In this regard Felipe Núñezdirector of the BICE and Caputo advisor, added that “in the next few days” it would be observed “how the Treasure account in the BCRA is recomposed.”
Why did officials say that the liquidity mattress was higher than the amount in pesos of the treasure account in the central? According to the Consultant 1816following the fiscal surplus, The government also had deposits in commercial banks. How many? According to the latest official data available, last November the central administration had another $ 9.1 billion.
However, 1816 clarified that “government deposits in commercial banks are usually used for working capital.” And he added that during the mandate of Alberto Fernández they averaged the $ 4 billion, less than half of what was in November 2024. “That could be detached that as Liquidity mattress in local currency The Treasury may have, in addition to the $ 3 billion in the BCRA (post liquidation of the tender), about $ 4 or $ 5 additional $ 5 billion in commercial banks that could be used without affecting working capital too much, ”he synthesized a reporter report published last Thursday. That is, if so, it would imply a lower number than the officials.
Anyway, the economic team decided to strengthen its message and migrate from its accounts at the Banco Nación and other commercial entities $ 2.2 billion to its account in the central. After that operation carried out on Thursday, It is expected that, when the data on Friday are published, the Treasury deposits in the BCRA will come back to the payment of the $ 1.4 Billones non -renewed In the last tender: to be confirmed, They would go around the $ 5 billion.
Doubts about the monetary scheme
Anyway, The government’s message does not miss the market doubts about the future of the monetary scheme. Is that this additional reserve of Treasury liquidity implies a major ceiling to face an eventual reissue of low renewal percentages in the placations of the Ministry of Finance. In the next three biweekly tenders, they will overcome $ 2.7 billion, $ 4.6 billion and $ 7.8 billion, respectively. But in monetary terms it may not mean an equation too different.

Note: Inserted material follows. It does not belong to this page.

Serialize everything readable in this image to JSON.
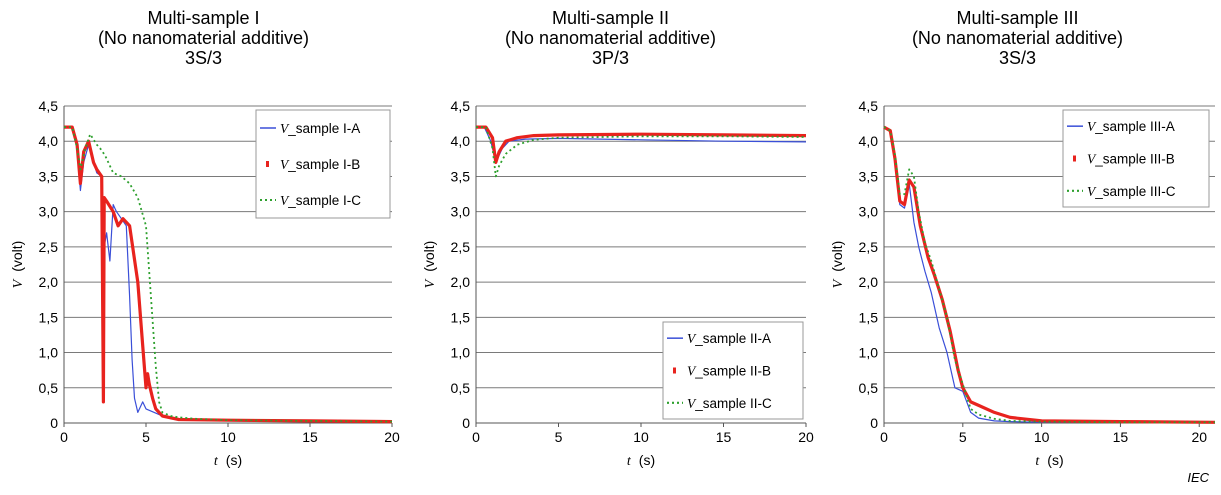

If the treasure pays debt with its deposits in commercial banks, “the Lefi stock will lower (Public banks buy with government deposits) instead of lowering the treasury deposits in the central one, ”said 1816. He added: “For the broad monetary base (BMA) it is the same.” It should be remembered that the BMA consists of the traditional monetary base (circulating in the public’s power and lace of the deposits) plus government deposits in the BCRA and Lefi’s stock held by the banks.
Thus, the consultant considered that, although the economic team could buy a few months of margin with a change in the lace policy, the growing nominal requirement of monetary base makes us “Increasingly closer to the government being forced at (i) flexible (allowing the economy to be remunerate in pesos against the purchase of dollars) oa (ii) maintain that limit but thoroughly going with their attempt that the population begins to ‘go to the supermarket’ with dollars “. And warned that, if the wide base stock, If people continue to transaction mostly in pesos, we will see “growing pressures on the real rate (The Treasury will have to pay more and more at the auctions) ”.
For 1816there is a problem. A higher real rate “can help lower inflation, but potentially also It can affect the level of activity and influence the perception of the market on the sustainability of public debt in local currency (even with fiscal surplus), ”he concluded.